Apple shares ended in the green Thursday and are poised to open a little higher later in the US Friday, as its earnings release reported record revenues for the tech innovator. Investors also seem to like the potential plans Apple could enact as it said it intends to reduce down its cash pile.
Apple shares closed 0.21% higher at $167.78, in the US Friday. In after-hours trading activity, Apple shares are currently 0.66% higher.
Record revenues for Apple
Apple’s revenue for the final three months of 2017 – it’s first fiscal quarter – hit $88.3 billion, an 13% increase from the same period a year earlier and the highest on record. The tech giant also announced earnings per share grew 16% to $3.89, another all-time high.
International Apple product sales made up some 65% of total sales for the business.
“We’re thrilled to report the biggest quarter in Apple’s history, with broad-based growth that included the highest revenue ever from a new iPhone line-up,” said Apple’s CEO Tim Cook in the earnings press release.
“iPhone X surpassed our expectations and has been our top-selling iPhone every week since it shipped in November,” Cook added.

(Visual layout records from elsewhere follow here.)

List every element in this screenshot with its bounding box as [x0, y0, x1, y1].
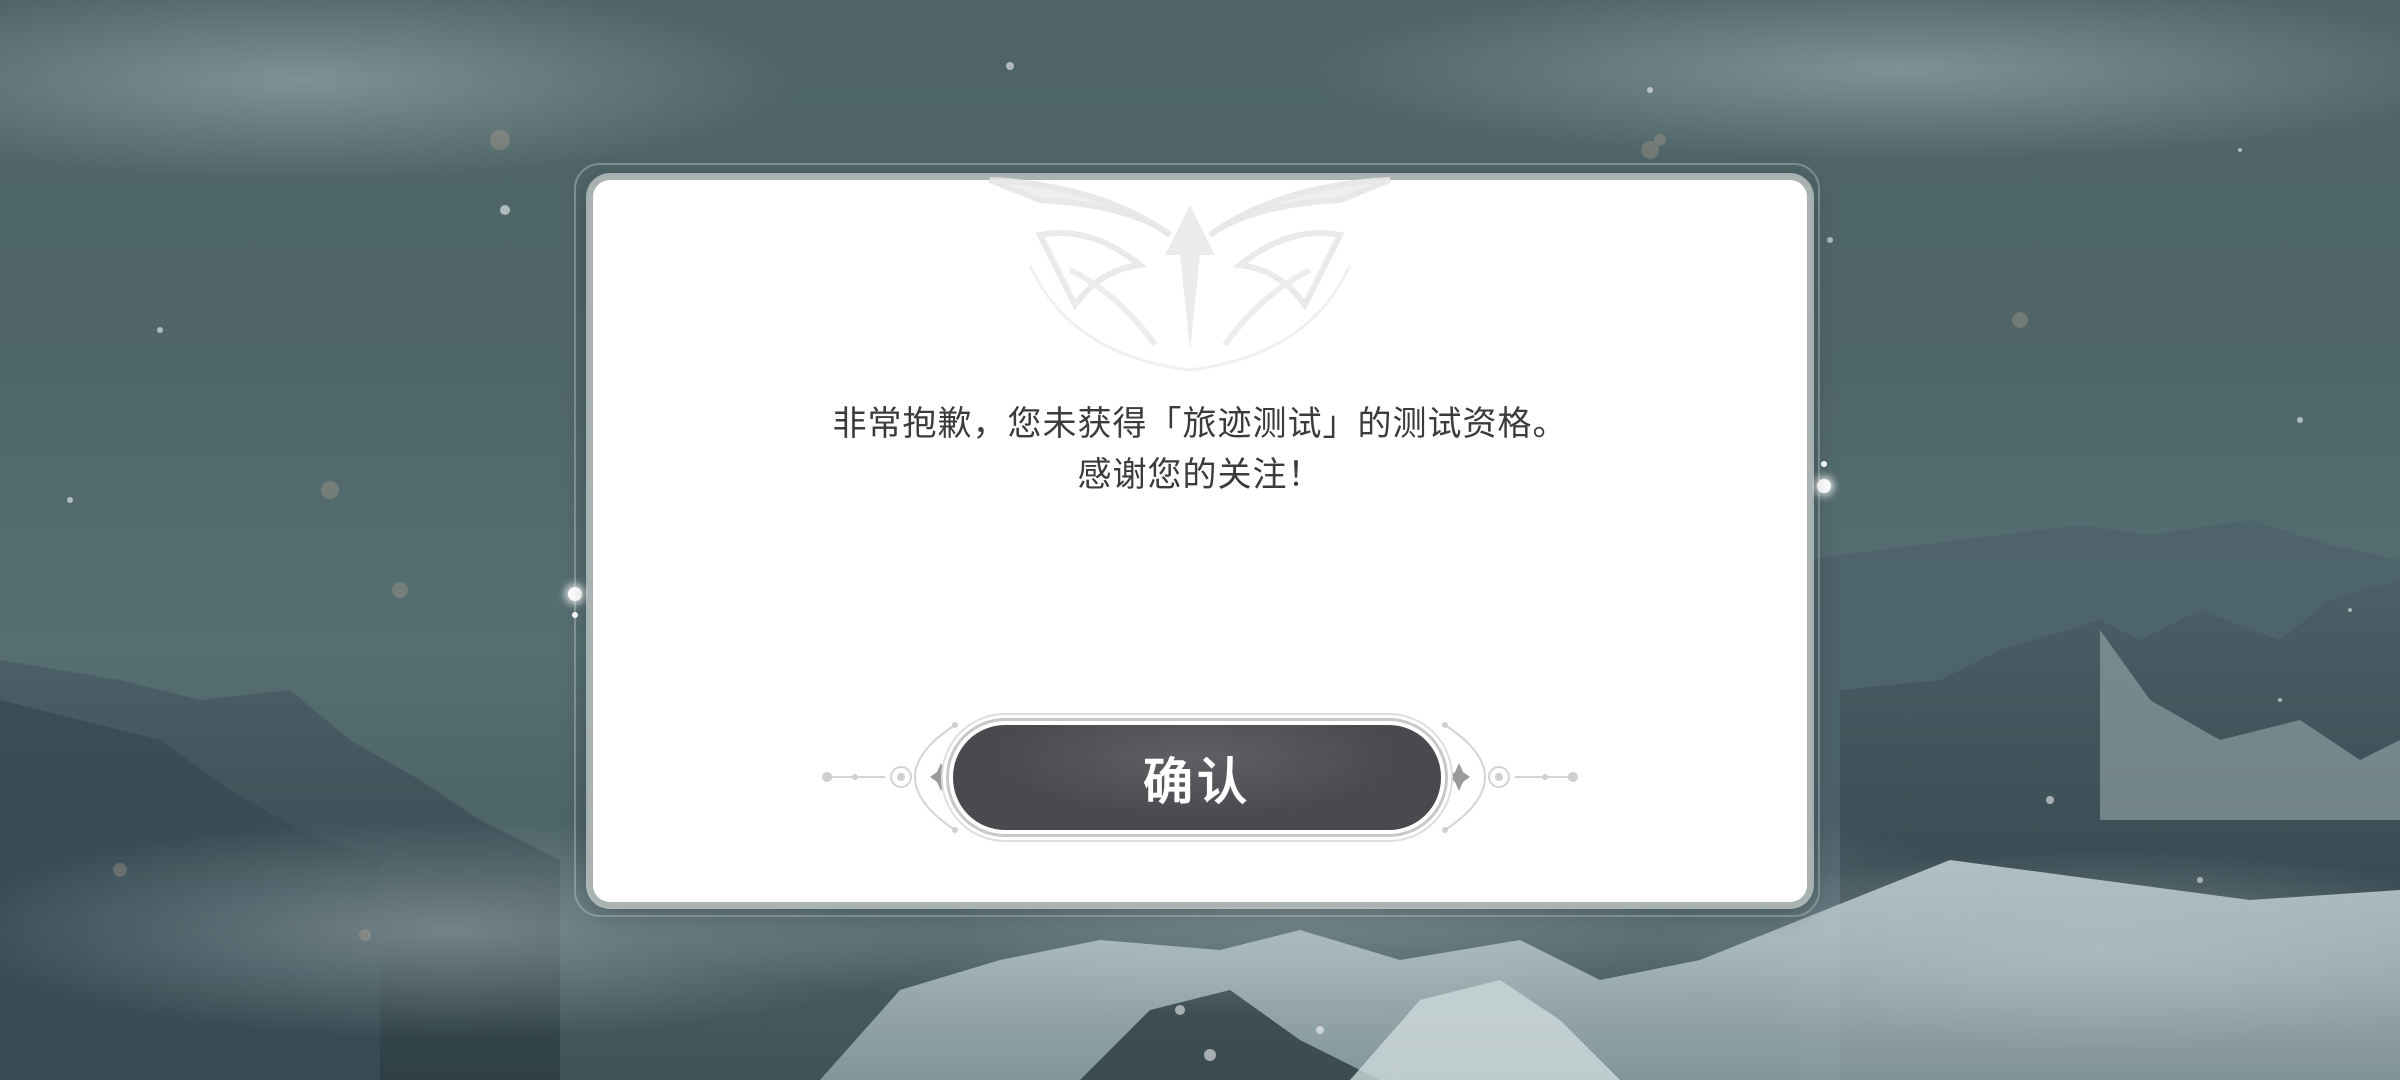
left-small-dot: [572, 612, 578, 618]
right-small-dot: [1821, 461, 1827, 467]
message-line-2: 感谢您的关注！: [1077, 455, 1323, 495]
confirm-button[interactable]: 确认: [953, 725, 1441, 830]
confirm-button-label: 确认: [1143, 751, 1251, 811]
left-glow-dot: [568, 587, 582, 601]
right-glow-dot: [1817, 479, 1831, 493]
winged-crest-emblem-icon: [988, 177, 1392, 372]
message-line-1: 非常抱歉，您未获得「旅迹测试」的测试资格。: [832, 404, 1568, 444]
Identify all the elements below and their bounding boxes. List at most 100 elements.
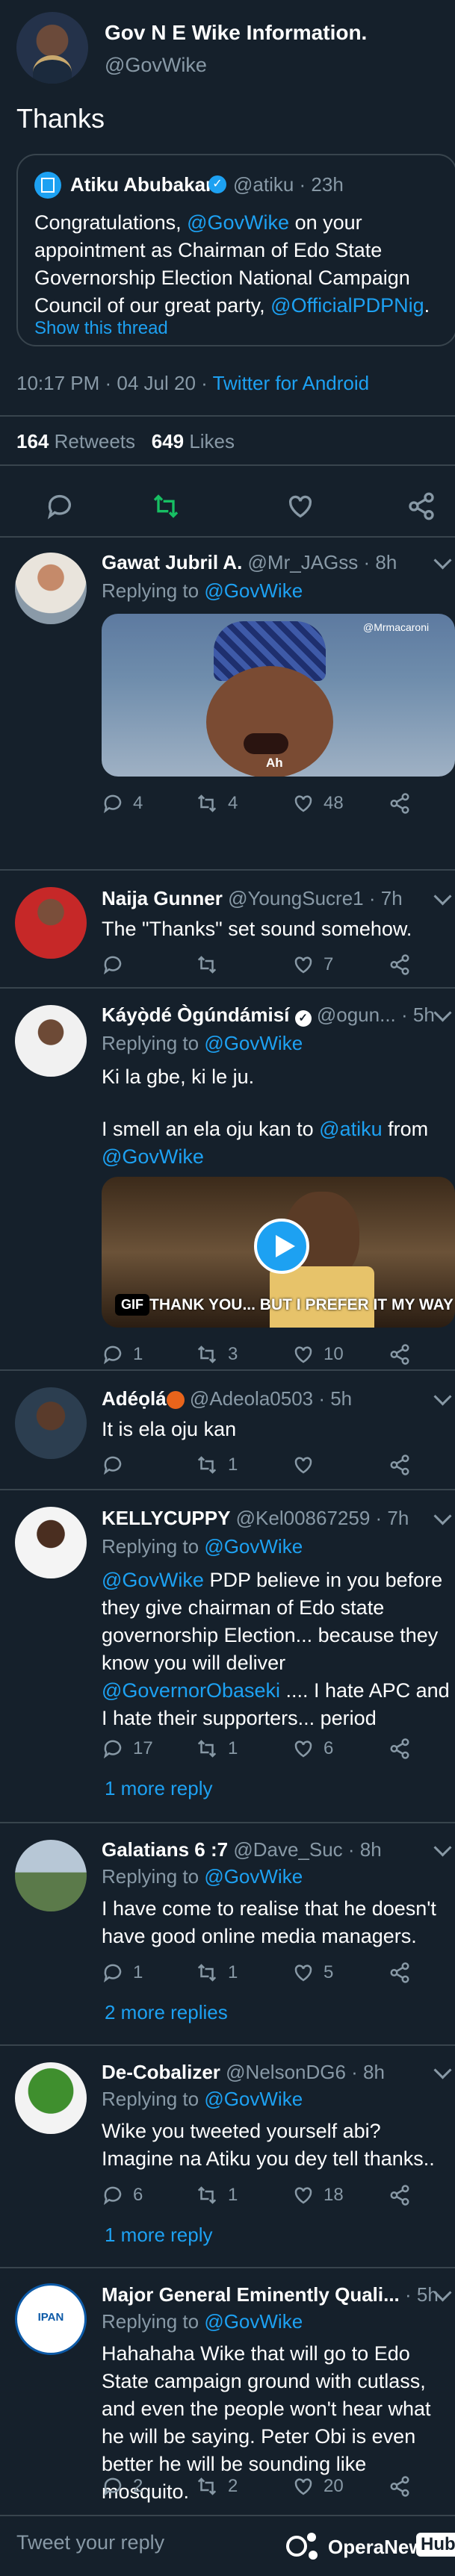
retweet-button[interactable]: 1 [195,2180,238,2210]
share-button[interactable] [389,2471,411,2501]
like-button[interactable] [292,1450,324,1480]
reply-button[interactable] [37,484,82,529]
mention-link[interactable]: @GovWike [204,2088,303,2110]
reply-button[interactable]: 6 [102,2180,143,2210]
likes-label[interactable]: Likes [189,430,235,452]
author-name[interactable]: Naija Gunner [102,887,223,909]
source-link[interactable]: Twitter for Android [213,372,370,394]
reply-button[interactable]: 1 [102,1958,143,1988]
like-button[interactable]: 6 [292,1734,333,1764]
chevron-down-icon[interactable] [433,887,452,906]
mention-link[interactable]: @GovWike [204,579,303,602]
mention-link[interactable]: @GovWike [102,1145,204,1168]
retweet-button[interactable]: 1 [195,1734,238,1764]
media-image[interactable]: @Mrmacaroni Ah [102,614,455,777]
mention-link[interactable]: @GovWike [204,1865,303,1888]
reply-button[interactable]: 1 [102,1340,143,1369]
gif-media[interactable]: GIF THANK YOU... BUT I PREFER IT MY WAY [102,1177,455,1328]
author-name[interactable]: Gov N E Wike Information. [105,21,367,45]
author-name[interactable]: KELLYCUPPY [102,1507,230,1529]
chevron-down-icon[interactable] [433,1507,452,1525]
like-button[interactable]: 5 [292,1958,333,1988]
mention-link[interactable]: @GovWike [187,211,289,234]
reply-button[interactable] [102,1450,133,1480]
more-replies-link[interactable]: 2 more replies [105,2001,228,2024]
like-button[interactable]: 20 [292,2471,344,2501]
author-handle[interactable]: @Adeola0503 · 5h [190,1387,352,1410]
author-handle[interactable]: · 5h [405,2283,439,2306]
retweet-button[interactable]: 1 [195,1958,238,1988]
reply-button[interactable]: 2 [102,2471,143,2501]
like-button[interactable]: 48 [292,788,344,818]
like-button[interactable]: 10 [292,1340,344,1369]
share-button[interactable] [389,1340,411,1369]
reply-tweet[interactable]: Naija Gunner @YoungSucre1 · 7h The "Than… [0,871,455,990]
play-icon[interactable] [254,1219,309,1274]
retweet-button[interactable]: 2 [195,2471,238,2501]
reply-tweet[interactable]: KELLYCUPPY @Kel00867259 · 7h Replying to… [0,1490,455,1819]
chevron-down-icon[interactable] [433,1387,452,1406]
avatar[interactable] [15,1507,87,1578]
quoted-tweet[interactable]: Atiku Abubakar ✓ @atiku · 23h Congratula… [16,154,455,346]
author-handle[interactable]: @Dave_Suc · 8h [233,1838,381,1861]
avatar[interactable] [15,553,87,624]
avatar[interactable]: IPAN [15,2283,87,2355]
avatar[interactable] [15,2062,87,2134]
retweet-button[interactable] [143,484,188,529]
like-button[interactable]: 7 [292,950,333,980]
reply-tweet[interactable]: Káyọ̀dé Ògúndámisí ✓ @ogun... · 5h Reply… [0,989,455,1365]
mention-link[interactable]: @GovWike [204,1032,303,1054]
retweet-button[interactable]: 3 [195,1340,238,1369]
retweet-button[interactable]: 1 [195,1450,238,1480]
author-name[interactable]: De-Cobalizer [102,2061,220,2083]
reply-tweet[interactable]: De-Cobalizer @NelsonDG6 · 8h Replying to… [0,2046,455,2265]
chevron-down-icon[interactable] [433,1004,452,1022]
author-name[interactable]: Galatians 6 :7 [102,1838,228,1861]
author-name[interactable]: Káyọ̀dé Ògúndámisí [102,1004,289,1026]
share-button[interactable] [389,788,411,818]
author-handle[interactable]: @NelsonDG6 · 8h [226,2061,385,2083]
reply-button[interactable] [102,950,133,980]
mention-link[interactable]: @OfficialPDPNig [270,294,424,317]
more-replies-link[interactable]: 1 more reply [105,2224,213,2247]
author-handle[interactable]: @Kel00867259 · 7h [236,1507,409,1529]
reply-tweet[interactable]: Galatians 6 :7 @Dave_Suc · 8h Replying t… [0,1823,455,2043]
chevron-down-icon[interactable] [433,2061,452,2079]
avatar[interactable] [15,887,87,959]
share-button[interactable] [389,2180,411,2210]
mention-link[interactable]: @GovWike [204,2310,303,2333]
avatar[interactable] [15,1005,87,1077]
likes-count[interactable]: 649 [152,430,184,452]
mention-link[interactable]: @GovWike [204,1535,303,1558]
more-replies-link[interactable]: 1 more reply [105,1777,213,1800]
mention-link[interactable]: @atiku [319,1118,382,1140]
reply-tweet[interactable]: IPAN Major General Eminently Quali... · … [0,2268,455,2515]
share-button[interactable] [389,1958,411,1988]
share-button[interactable] [389,950,411,980]
avatar[interactable] [15,1387,87,1459]
reply-tweet[interactable]: Gawat Jubril A. @Mr_JAGss · 8h Replying … [0,538,455,874]
reply-tweet[interactable]: Adéọlá @Adeola0503 · 5h It is ela oju ka… [0,1371,455,1483]
reply-button[interactable]: 17 [102,1734,153,1764]
chevron-down-icon[interactable] [433,1838,452,1857]
share-button[interactable] [389,1450,411,1480]
retweets-label[interactable]: Retweets [55,430,135,452]
like-button[interactable] [278,484,323,529]
reply-button[interactable]: 4 [102,788,143,818]
like-button[interactable]: 18 [292,2180,344,2210]
author-handle[interactable]: @ogun... · 5h [317,1004,435,1026]
share-button[interactable] [399,484,444,529]
author-name[interactable]: Adéọlá [102,1387,167,1410]
mention-link[interactable]: @GovWike [102,1569,204,1591]
author-handle[interactable]: @YoungSucre1 · 7h [228,887,403,909]
author-name[interactable]: Gawat Jubril A. [102,551,242,573]
author-name[interactable]: Major General Eminently Quali... [102,2283,400,2306]
chevron-down-icon[interactable] [433,551,452,570]
show-thread-link[interactable]: Show this thread [34,318,168,339]
author-handle[interactable]: @Mr_JAGss · 8h [248,551,397,573]
mention-link[interactable]: @GovernorObaseki [102,1679,280,1702]
author-handle[interactable]: @GovWike [105,54,207,77]
share-button[interactable] [389,1734,411,1764]
avatar[interactable] [15,1840,87,1911]
retweet-button[interactable]: 4 [195,788,238,818]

However, while iPhoneX sales may have surpassed Apple’s expectations, it missed anlaysts’. Apple reported 77.3 million iPhones were sold in its first quarter ending December 2017. That was lower than most analysts had anticipated.
Apple’s outlook interests
Apple’s outlook was initially considered cautious – the global tech firm said it expects revenue growth of between 13-17% in the current quarter end March. That would give revenues of between $60-$62 billion, which is below many analyst’s outlook.
However, Apple also said it plans to reduce its cash balance to “approximately zero”. That suggests that aside from potential increased dividend payments and possible share buy-backs, the company could be on the look out for some significant acquisitions.
In post release earnings call, an FT.com report show that Apple’s CFO said all of Apple’s $163 billion net cash holdings “will be deployed for capital allocation.” He added that could include a mixture of buybacks, dividends and M&A activity.